Now for the part where it somehow fulfils the design brief... To be honest, I'm doing this for the sake of seeing another twisty puzzle in the competition, but I will make my case. It's probably going to be more of a "wow twisty puzzles are really cool and you should actually look into them" kind of promo. :V
It's important to note that when the Rubik's Cube came to fruition, many were not only engrossed in developing the fastest and easiest algorithms to restore it, but were also fascinated with its inner workings. Nowadays, it cannot be denied that the existence of most new twisty puzzles heavily relies on 3D printing: both for pushing the limits of their already intricate mechanisms, and finding optimal placements of cuts and screws (or even lack of screws) to make these even feasible for mass production.
A few minutes of browsing through the Twisty Puzzles forum can already attest to this. Geared puzzles, sliding puzzles, higher-ordered puzzles (like that recent 33x33x33), deep-cut puzzles which somehow hold on to so many moving parts, geometries of jumbling puzzles, etc... Should probably watch this too for a brief overview of a classic: https://www.youtube.com/watch?v=83a_DX8WDe8
With such possibilities, it can be easily seen how the challenge has been brought to the "next level". For twisty puzzlers, the puzzle is often both the solution, and the puzzle design itself.
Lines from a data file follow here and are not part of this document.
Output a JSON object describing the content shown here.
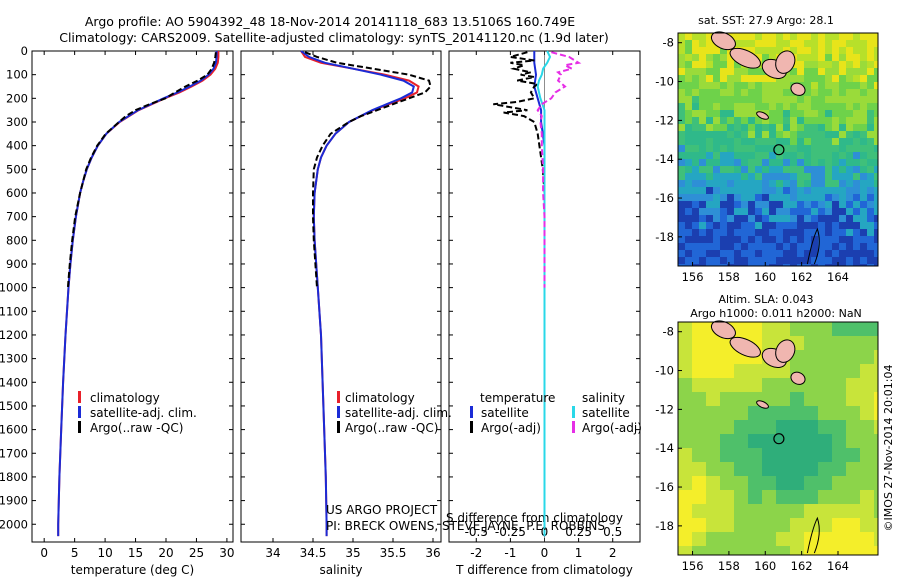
{
  "header": {
    "line1": "Argo profile: AO 5904392_48 18-Nov-2014 20141118_683 13.5106S 160.749E",
    "line2": "Climatology: CARS2009. Satellite-adjusted climatology: synTS_20141120.nc (1.9d later)"
  },
  "credits": {
    "project": "US ARGO PROJECT",
    "pi": "PI: BRECK OWENS, STEVE JAYNE, P.E. ROBBINS",
    "imos": "©IMOS 27-Nov-2014 20:01:04"
  },
  "colors": {
    "clim": "#e8202a",
    "sat": "#1b2bd6",
    "argo": "#000000",
    "sal_sat": "#29d8e8",
    "sal_argo": "#e62ee6"
  },
  "legend1": [
    "climatology",
    "satellite-adj. clim.",
    "Argo(..raw -QC)"
  ],
  "legend2": [
    "climatology",
    "satellite-adj. clim.",
    "Argo(..raw -QC)"
  ],
  "legend3": {
    "temp_head": "temperature",
    "sal_head": "salinity",
    "temp_items": [
      "satellite",
      "Argo(-adj)"
    ],
    "sal_items": [
      "satellite",
      "Argo(-adj)"
    ]
  },
  "maps": {
    "sst_title": "sat. SST: 27.9 Argo: 28.1",
    "sla_title1": "Altim. SLA: 0.043",
    "sla_title2": "Argo h1000: 0.011 h2000: NaN",
    "lon_ticks": [
      "156",
      "158",
      "160",
      "162",
      "164"
    ],
    "lat_ticks": [
      "-8",
      "-10",
      "-12",
      "-14",
      "-16",
      "-18"
    ],
    "float_lon": 160.749,
    "float_lat": -13.5106
  },
  "chart_data": [
    {
      "type": "line",
      "xlabel": "temperature (deg C)",
      "ylabel": "",
      "xlim": [
        -2,
        31
      ],
      "ylim": [
        2075,
        0
      ],
      "xticks": [
        0,
        5,
        10,
        15,
        20,
        25,
        30
      ],
      "yticks": [
        0,
        100,
        200,
        300,
        400,
        500,
        600,
        700,
        800,
        900,
        1000,
        1100,
        1200,
        1300,
        1400,
        1500,
        1600,
        1700,
        1800,
        1900,
        2000
      ],
      "series": [
        {
          "name": "climatology",
          "depth": [
            0,
            25,
            50,
            75,
            100,
            125,
            150,
            175,
            200,
            250,
            300,
            350,
            400,
            450,
            500,
            550,
            600,
            700,
            800,
            900,
            1000,
            1200,
            1400,
            1600,
            1800,
            2000,
            2050
          ],
          "values": [
            28.6,
            28.6,
            28.5,
            28.1,
            27.3,
            26.0,
            24.2,
            22.2,
            19.8,
            15.5,
            12.4,
            10.2,
            8.8,
            7.8,
            7.0,
            6.4,
            5.9,
            5.2,
            4.7,
            4.3,
            4.0,
            3.5,
            3.1,
            2.8,
            2.5,
            2.3,
            2.3
          ]
        },
        {
          "name": "satellite-adj. clim.",
          "depth": [
            0,
            25,
            50,
            75,
            100,
            125,
            150,
            175,
            200,
            250,
            300,
            350,
            400,
            450,
            500,
            550,
            600,
            700,
            800,
            900,
            1000,
            1200,
            1400,
            1600,
            1800,
            2000,
            2050
          ],
          "values": [
            28.3,
            28.3,
            28.2,
            27.8,
            27.0,
            25.7,
            23.9,
            21.9,
            19.6,
            15.4,
            12.3,
            10.2,
            8.8,
            7.8,
            7.0,
            6.4,
            5.9,
            5.2,
            4.7,
            4.3,
            4.0,
            3.5,
            3.1,
            2.8,
            2.5,
            2.3,
            2.3
          ]
        },
        {
          "name": "Argo(..raw -QC)",
          "depth": [
            5,
            25,
            50,
            75,
            100,
            125,
            150,
            175,
            200,
            225,
            250,
            275,
            300,
            350,
            400,
            450,
            500,
            600,
            700,
            800,
            900,
            1000
          ],
          "values": [
            28.2,
            28.1,
            27.9,
            27.5,
            26.8,
            25.2,
            23.2,
            21.5,
            19.9,
            17.3,
            15.0,
            13.4,
            12.3,
            10.1,
            8.7,
            7.7,
            6.9,
            5.9,
            5.1,
            4.6,
            4.2,
            3.9
          ]
        }
      ]
    },
    {
      "type": "line",
      "xlabel": "salinity",
      "ylabel": "",
      "xlim": [
        33.6,
        36.1
      ],
      "ylim": [
        2075,
        0
      ],
      "xticks": [
        34,
        34.5,
        35,
        35.5,
        36
      ],
      "series": [
        {
          "name": "climatology",
          "depth": [
            0,
            25,
            50,
            75,
            100,
            125,
            150,
            175,
            200,
            225,
            250,
            300,
            350,
            400,
            450,
            500,
            600,
            700,
            800,
            900,
            1000,
            1200,
            1400,
            1600,
            1800,
            2000,
            2050
          ],
          "values": [
            34.35,
            34.4,
            34.6,
            35.0,
            35.4,
            35.7,
            35.82,
            35.8,
            35.65,
            35.45,
            35.25,
            34.95,
            34.78,
            34.67,
            34.6,
            34.56,
            34.52,
            34.51,
            34.52,
            34.54,
            34.56,
            34.6,
            34.62,
            34.64,
            34.66,
            34.67,
            34.67
          ]
        },
        {
          "name": "satellite-adj. clim.",
          "depth": [
            0,
            25,
            50,
            75,
            100,
            125,
            150,
            175,
            200,
            225,
            250,
            300,
            350,
            400,
            450,
            500,
            600,
            700,
            800,
            900,
            1000,
            1200,
            1400,
            1600,
            1800,
            2000,
            2050
          ],
          "values": [
            34.35,
            34.45,
            34.65,
            35.0,
            35.35,
            35.63,
            35.76,
            35.74,
            35.6,
            35.42,
            35.24,
            34.95,
            34.78,
            34.67,
            34.6,
            34.56,
            34.52,
            34.51,
            34.52,
            34.54,
            34.56,
            34.6,
            34.62,
            34.64,
            34.66,
            34.67,
            34.67
          ]
        },
        {
          "name": "Argo(..raw -QC)",
          "depth": [
            5,
            25,
            50,
            75,
            100,
            125,
            150,
            175,
            200,
            225,
            250,
            275,
            300,
            350,
            400,
            450,
            500,
            600,
            700,
            800,
            900,
            1000
          ],
          "values": [
            34.4,
            34.55,
            34.8,
            35.25,
            35.7,
            35.95,
            35.97,
            35.9,
            35.7,
            35.5,
            35.3,
            35.1,
            34.95,
            34.72,
            34.62,
            34.55,
            34.51,
            34.5,
            34.5,
            34.51,
            34.53,
            34.55
          ]
        }
      ]
    },
    {
      "type": "line",
      "xlabel": "T difference from climatology",
      "xlabel_top": "S difference from climatology",
      "xlim": [
        -2.8,
        2.8
      ],
      "ylim": [
        2075,
        0
      ],
      "xticks": [
        -2,
        -1,
        0,
        1,
        2
      ],
      "xticks_top": [
        -0.5,
        -0.25,
        0,
        0.25,
        0.5
      ],
      "series": [
        {
          "name": "temperature satellite",
          "depth": [
            0,
            50,
            100,
            150,
            200,
            250,
            300,
            400,
            500,
            700,
            1000,
            1500,
            2000,
            2050
          ],
          "values": [
            -0.3,
            -0.3,
            -0.25,
            -0.3,
            -0.2,
            -0.1,
            -0.1,
            0,
            0,
            0,
            0,
            0,
            0,
            0
          ]
        },
        {
          "name": "temperature Argo(-adj)",
          "depth": [
            5,
            25,
            40,
            50,
            60,
            75,
            90,
            100,
            110,
            125,
            140,
            150,
            175,
            200,
            215,
            225,
            240,
            250,
            260,
            275,
            300,
            350,
            400,
            450,
            500,
            600,
            700,
            800,
            900,
            1000
          ],
          "values": [
            -0.5,
            -1.0,
            -0.3,
            -1.0,
            -0.6,
            -0.9,
            -0.4,
            -0.7,
            -0.3,
            -0.8,
            -0.2,
            -0.3,
            -0.4,
            -0.3,
            -0.8,
            -1.5,
            -0.9,
            -0.5,
            -1.2,
            -0.6,
            -0.3,
            -0.2,
            -0.15,
            -0.1,
            -0.05,
            0,
            0,
            0,
            0,
            0
          ]
        },
        {
          "name": "salinity satellite",
          "depth": [
            0,
            25,
            50,
            75,
            100,
            125,
            150,
            175,
            200,
            250,
            300,
            400,
            500,
            700,
            1000,
            1500,
            2000,
            2050
          ],
          "values": [
            0.02,
            0.04,
            0.02,
            -0.01,
            -0.02,
            -0.04,
            -0.05,
            -0.04,
            -0.03,
            0,
            0,
            0,
            0,
            0,
            0,
            0,
            0,
            0
          ]
        },
        {
          "name": "salinity Argo(-adj)",
          "depth": [
            5,
            25,
            50,
            60,
            75,
            90,
            100,
            125,
            150,
            175,
            200,
            225,
            250,
            275,
            300,
            350,
            400,
            500,
            600,
            700,
            800,
            900,
            1000
          ],
          "values": [
            0.05,
            0.18,
            0.25,
            0.15,
            0.2,
            0.1,
            0.12,
            0.1,
            0.15,
            0.08,
            0.05,
            -0.02,
            -0.05,
            -0.02,
            -0.03,
            -0.02,
            -0.02,
            -0.01,
            -0.01,
            0,
            0,
            0,
            0
          ]
        }
      ]
    }
  ]
}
Of course, this only speaks for the category in general and not the specific puzzle here. I'll admit it is quite basic, but it does exhibit hyperbolic cuts, which enable visually impossible turns to work. I was hoping to fix the fillets as mentioned earlier so that this would be more apparent, but I ran out of time. Better examples can be seen here:
Such cuts almost definitely need 3D printing to achieve. Before that, there were very few puzzles that featured these cuts, and virtually all of those were extension mods using plastic sheeting on existing puzzles. I guess that's the only claim this puzzle has in showing the advantages of 3D printing.